Les douze cartes de chaque joueur sont réparties en 3 piles de quatre cartes, présentées face cachée. Les bonus au verso des cartes seront donc apparents, mais ils doivent être camouflés sous une première série de cartes sans bonus, histoire de ne rien dévoiler de vos sordides manigances.

Chaque pile de cartes va affronter son vis-à-vis, et lui seul. Il faut donc veiller à ce que chaque pile soit homogène en bestioles et bonus.

Notez également qu’il est possible de jouer à 3 joueurs, ce qui va légèrement modifier la mise en place (3 decks de 8 cartes), mais le fond de jeu reste identique, donc je mets ce mode de côté pour le moment. 

Le combat

Le combat débute en retournant la première carte de chaque pile. On effectue alors le compte des couleurs en présence afin de déterminer la couleur de la partie. Par exemple, s’il y a 3 cartes rouges, 2 jaunes et 1 bleue, la partie sera « rouge » et c’est la valeur de combat rouge qui sera utilisée pour tous les combats à venir. Toutes les cartes doivent alors pivoter de telle sorte que la valeur de combat correspondant à la couleur de la partie soit orientée vers l’adversaire.

Le premier joueur choisit ensuite quelle carte de son adversaire il décide d’affronter. Les valeurs de cette carte et de celle en vis-à-vis sont alors comparées. La perdante est immédiatement défaussée. Bref, c’est une bonne vieille « Bataille » des familles, à ceci près que si les deux cartes ont la même valeur, elles sont toutes les deux défaussées…

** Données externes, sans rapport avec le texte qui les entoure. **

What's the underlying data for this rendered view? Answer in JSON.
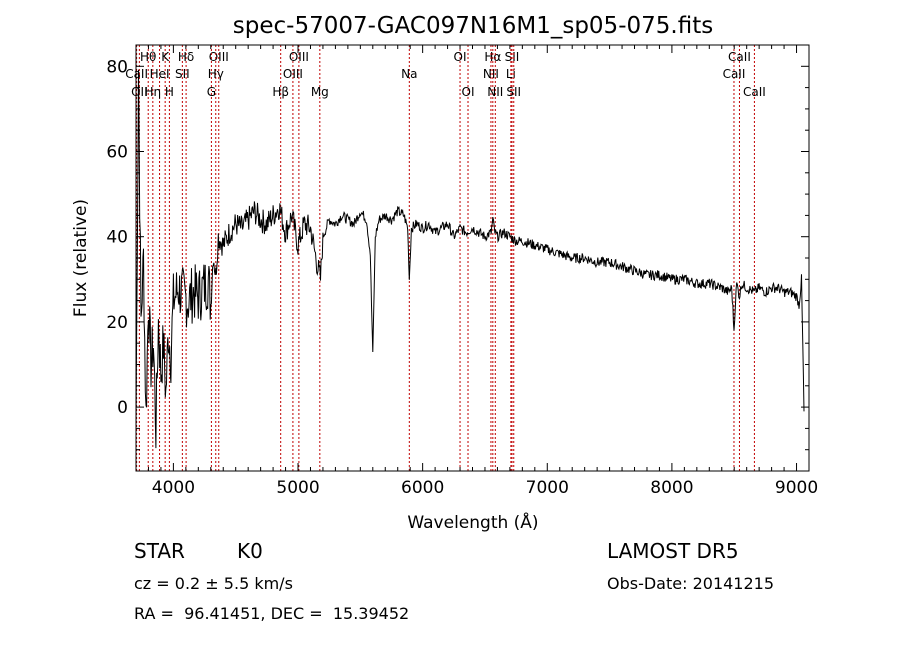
{
  "info": {
    "object_class": "STAR",
    "subclass": "K0",
    "survey": "LAMOST DR5",
    "cz": "cz = 0.2 ± 5.5 km/s",
    "obs_date": "Obs-Date: 20141215",
    "coords": "RA =  96.41451, DEC =  15.39452"
  },
  "chart_data": {
    "type": "line",
    "title": "spec-57007-GAC097N16M1_sp05-075.fits",
    "xlabel": "Wavelength (Å)",
    "ylabel": "Flux (relative)",
    "xlim": [
      3700,
      9100
    ],
    "ylim": [
      -15,
      85
    ],
    "xticks": [
      4000,
      5000,
      6000,
      7000,
      8000,
      9000
    ],
    "yticks": [
      0,
      20,
      40,
      60,
      80
    ],
    "grid": false,
    "line_color": "#c00000",
    "series": [
      {
        "x": [
          3700,
          3720,
          3740,
          3760,
          3780,
          3800,
          3820,
          3840,
          3860,
          3880,
          3900,
          3920,
          3940,
          3960,
          3980,
          4000,
          4040,
          4080,
          4120,
          4160,
          4200,
          4240,
          4280,
          4300,
          4320,
          4340,
          4360,
          4400,
          4450,
          4500,
          4550,
          4600,
          4650,
          4700,
          4750,
          4800,
          4850,
          4900,
          4950,
          5000,
          5050,
          5100,
          5150,
          5180,
          5200,
          5250,
          5300,
          5350,
          5400,
          5450,
          5500,
          5550,
          5580,
          5600,
          5620,
          5650,
          5700,
          5750,
          5800,
          5850,
          5880,
          5893,
          5910,
          5950,
          6000,
          6050,
          6100,
          6150,
          6200,
          6250,
          6300,
          6350,
          6400,
          6450,
          6500,
          6550,
          6563,
          6580,
          6600,
          6650,
          6700,
          6750,
          6800,
          6900,
          7000,
          7100,
          7200,
          7300,
          7400,
          7500,
          7600,
          7700,
          7800,
          7900,
          8000,
          8100,
          8200,
          8300,
          8400,
          8450,
          8480,
          8498,
          8510,
          8520,
          8542,
          8560,
          8600,
          8662,
          8700,
          8750,
          8800,
          8850,
          8900,
          8950,
          9000,
          9020,
          9040,
          9060
        ],
        "y": [
          -5,
          80,
          20,
          35,
          -2,
          25,
          10,
          15,
          -5,
          20,
          8,
          15,
          3,
          18,
          12,
          25,
          28,
          26,
          25,
          27,
          26,
          28,
          30,
          24,
          36,
          31,
          40,
          38,
          41,
          43,
          42,
          44,
          46,
          44,
          43,
          45,
          47,
          41,
          45,
          38,
          43,
          42,
          34,
          30,
          40,
          44,
          43,
          45,
          44,
          43,
          46,
          44,
          36,
          12,
          40,
          44,
          45,
          44,
          46,
          45,
          42,
          30,
          42,
          43,
          42,
          43,
          41,
          42,
          43,
          40,
          42,
          41,
          42,
          41,
          40,
          41,
          44,
          41,
          40,
          41,
          40,
          39,
          39,
          38,
          37,
          36,
          35,
          35,
          34,
          34,
          33,
          32,
          31,
          31,
          30,
          30,
          29,
          29,
          28,
          27,
          28,
          18,
          25,
          29,
          26,
          29,
          28,
          27,
          28,
          27,
          28,
          28,
          27,
          27,
          26,
          24,
          30,
          -1
        ]
      }
    ],
    "line_labels": [
      {
        "text": "Hθ",
        "wavelength": 3798,
        "row": 1
      },
      {
        "text": "K",
        "wavelength": 3934,
        "row": 1
      },
      {
        "text": "Hδ",
        "wavelength": 4102,
        "row": 1
      },
      {
        "text": "OIII",
        "wavelength": 4364,
        "row": 1
      },
      {
        "text": "OIII",
        "wavelength": 5007,
        "row": 1
      },
      {
        "text": "OI",
        "wavelength": 6300,
        "row": 1
      },
      {
        "text": "Hα",
        "wavelength": 6563,
        "row": 1
      },
      {
        "text": "SII",
        "wavelength": 6717,
        "row": 1
      },
      {
        "text": "CaII",
        "wavelength": 8542,
        "row": 1
      },
      {
        "text": "CaII",
        "wavelength": 3705,
        "row": 2
      },
      {
        "text": "HeI",
        "wavelength": 3889,
        "row": 2
      },
      {
        "text": "SII",
        "wavelength": 4072,
        "row": 2
      },
      {
        "text": "Hγ",
        "wavelength": 4340,
        "row": 2
      },
      {
        "text": "OIII",
        "wavelength": 4959,
        "row": 2
      },
      {
        "text": "Na",
        "wavelength": 5893,
        "row": 2
      },
      {
        "text": "NII",
        "wavelength": 6548,
        "row": 2
      },
      {
        "text": "Li",
        "wavelength": 6708,
        "row": 2
      },
      {
        "text": "CaII",
        "wavelength": 8498,
        "row": 2
      },
      {
        "text": "OII",
        "wavelength": 3727,
        "row": 3
      },
      {
        "text": "Hη",
        "wavelength": 3835,
        "row": 3
      },
      {
        "text": "H",
        "wavelength": 3968,
        "row": 3
      },
      {
        "text": "G",
        "wavelength": 4305,
        "row": 3
      },
      {
        "text": "Hβ",
        "wavelength": 4861,
        "row": 3
      },
      {
        "text": "Mg",
        "wavelength": 5175,
        "row": 3
      },
      {
        "text": "OI",
        "wavelength": 6364,
        "row": 3
      },
      {
        "text": "NII",
        "wavelength": 6583,
        "row": 3
      },
      {
        "text": "SII",
        "wavelength": 6731,
        "row": 3
      },
      {
        "text": "CaII",
        "wavelength": 8662,
        "row": 3
      }
    ]
  }
}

Ahahahahah, tu es tombé dans mon pièèègeuuuu

Pour pimenter la partie, donc, un certain nombre de bonus vont se déclencher une fois dévoilés. Concrètement, quand vous défaussez l’un de vos monstres tristement battus, vous dévoilez le bonus qui va bien et qui va peut-être renverser le cours de la partie. Le seul souci, c’est que votre adversaire va faire de même, le fourbe !

Ces bonus peuvent être offensifs (des bonus à la valeur d’attaque, par exemple), ou des crasses un peu plus vicieuses (attaquer ou défendre avec un autre monstre que celui qui est face à l’adversaire, changer la couleur du jeu, détruire un monstre adverse sans même le combattre, etc.). Ce sont ces bonus qu’il faut essayer de faire apparaître au moment opportun pour tenter de déstabiliser l’ennemi. Ce qui nous amène bien évidemment au principal intérêt du jeu : la construction du deck.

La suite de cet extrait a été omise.